Madeline Bruegger (she/her) is a PhD student in the Department of Rhetoric and Writing at the University of Texas at Austin. She primarily researches Digital Rhetoric, Environmental Rhetoric, Technical Communication, Community-Engaged Research, and Composition Pedagogy. Her research focuses on using sensory digital methods to visualize environments through affective and ethical attunements. She is currently conducting an ongoing community engaged research project using thermal imaging to visualize cooling corridors and extreme heat in Austin’s Eastern Crescent.
She began her career in teaching working in literacy intervention with K-3 students at an arts-integrated public charter school in Kansas City, Missouri. To this day, her first teaching experiences inspire her approach to multimodal research creation methods in the higher education classroom. Prior to moving to Austin, she received her MA in English (Writing Studies concentration) at the University of Maine, where she taught first-year writing courses for two years. At the University of Texas at Austin, she teaches rhetoric and writing courses both in person and online. She volunteers as a Teaching Assistant with the Texas Prison Education Initiative. She currently serves as the Assistant Director of the Digital Writing and Research Lab, where she leads a research team on digital writing, literacy, and machine learning.
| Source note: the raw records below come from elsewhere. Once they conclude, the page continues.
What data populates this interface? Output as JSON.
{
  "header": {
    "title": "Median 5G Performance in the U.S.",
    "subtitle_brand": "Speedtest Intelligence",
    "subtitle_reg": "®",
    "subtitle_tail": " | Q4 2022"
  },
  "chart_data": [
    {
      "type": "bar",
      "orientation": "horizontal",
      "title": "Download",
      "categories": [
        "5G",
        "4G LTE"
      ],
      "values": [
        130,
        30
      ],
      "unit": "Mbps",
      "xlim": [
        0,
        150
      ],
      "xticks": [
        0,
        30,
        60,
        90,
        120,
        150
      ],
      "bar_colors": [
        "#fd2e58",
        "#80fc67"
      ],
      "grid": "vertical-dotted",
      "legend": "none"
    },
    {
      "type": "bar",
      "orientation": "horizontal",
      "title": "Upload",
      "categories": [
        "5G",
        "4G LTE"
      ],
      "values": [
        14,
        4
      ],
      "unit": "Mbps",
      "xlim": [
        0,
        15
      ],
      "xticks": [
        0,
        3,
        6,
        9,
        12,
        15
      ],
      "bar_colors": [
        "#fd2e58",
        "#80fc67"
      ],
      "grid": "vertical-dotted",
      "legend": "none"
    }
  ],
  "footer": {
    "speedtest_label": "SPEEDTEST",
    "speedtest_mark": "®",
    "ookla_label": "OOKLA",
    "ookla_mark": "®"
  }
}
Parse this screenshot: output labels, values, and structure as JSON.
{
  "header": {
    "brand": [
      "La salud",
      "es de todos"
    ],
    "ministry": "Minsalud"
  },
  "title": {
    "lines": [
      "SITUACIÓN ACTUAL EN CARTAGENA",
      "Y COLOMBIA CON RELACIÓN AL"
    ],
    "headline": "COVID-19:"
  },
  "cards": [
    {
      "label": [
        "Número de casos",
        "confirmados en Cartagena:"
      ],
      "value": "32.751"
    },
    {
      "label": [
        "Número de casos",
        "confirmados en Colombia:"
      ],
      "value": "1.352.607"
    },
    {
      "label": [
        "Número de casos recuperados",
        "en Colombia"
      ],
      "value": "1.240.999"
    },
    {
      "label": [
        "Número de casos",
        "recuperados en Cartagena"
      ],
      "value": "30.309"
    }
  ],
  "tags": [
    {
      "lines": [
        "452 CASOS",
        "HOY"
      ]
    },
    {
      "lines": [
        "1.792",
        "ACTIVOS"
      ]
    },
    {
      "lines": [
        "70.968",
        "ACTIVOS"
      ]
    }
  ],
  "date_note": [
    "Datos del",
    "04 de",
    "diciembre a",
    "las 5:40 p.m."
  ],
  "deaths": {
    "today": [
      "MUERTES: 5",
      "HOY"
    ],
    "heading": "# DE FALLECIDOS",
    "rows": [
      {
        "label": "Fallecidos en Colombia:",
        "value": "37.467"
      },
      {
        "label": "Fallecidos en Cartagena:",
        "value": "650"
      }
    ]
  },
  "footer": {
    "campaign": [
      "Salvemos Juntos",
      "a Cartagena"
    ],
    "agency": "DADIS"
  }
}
She has presented her research at the Conference on College Composition and Communication, Computers and Writing, Rhetoric Society Association, and the Association for Machine Computing Special Interest Group in the Design of Communication (SIGDOC). Her research has been funded by the UT-City Climate CoLab. She is also a graduate student affiliate of the Rapoport Center for Human Rights and Justice and a member of the Critical Digital Literacy Working group through the University Writing Center at the University of Texas at Austin.
Madeline is also a multimedia artist and zine-creator in the Austin community, where she asks her friends to “look at this cool thing I made.” She believes we should celebrate all the cool things in our communities.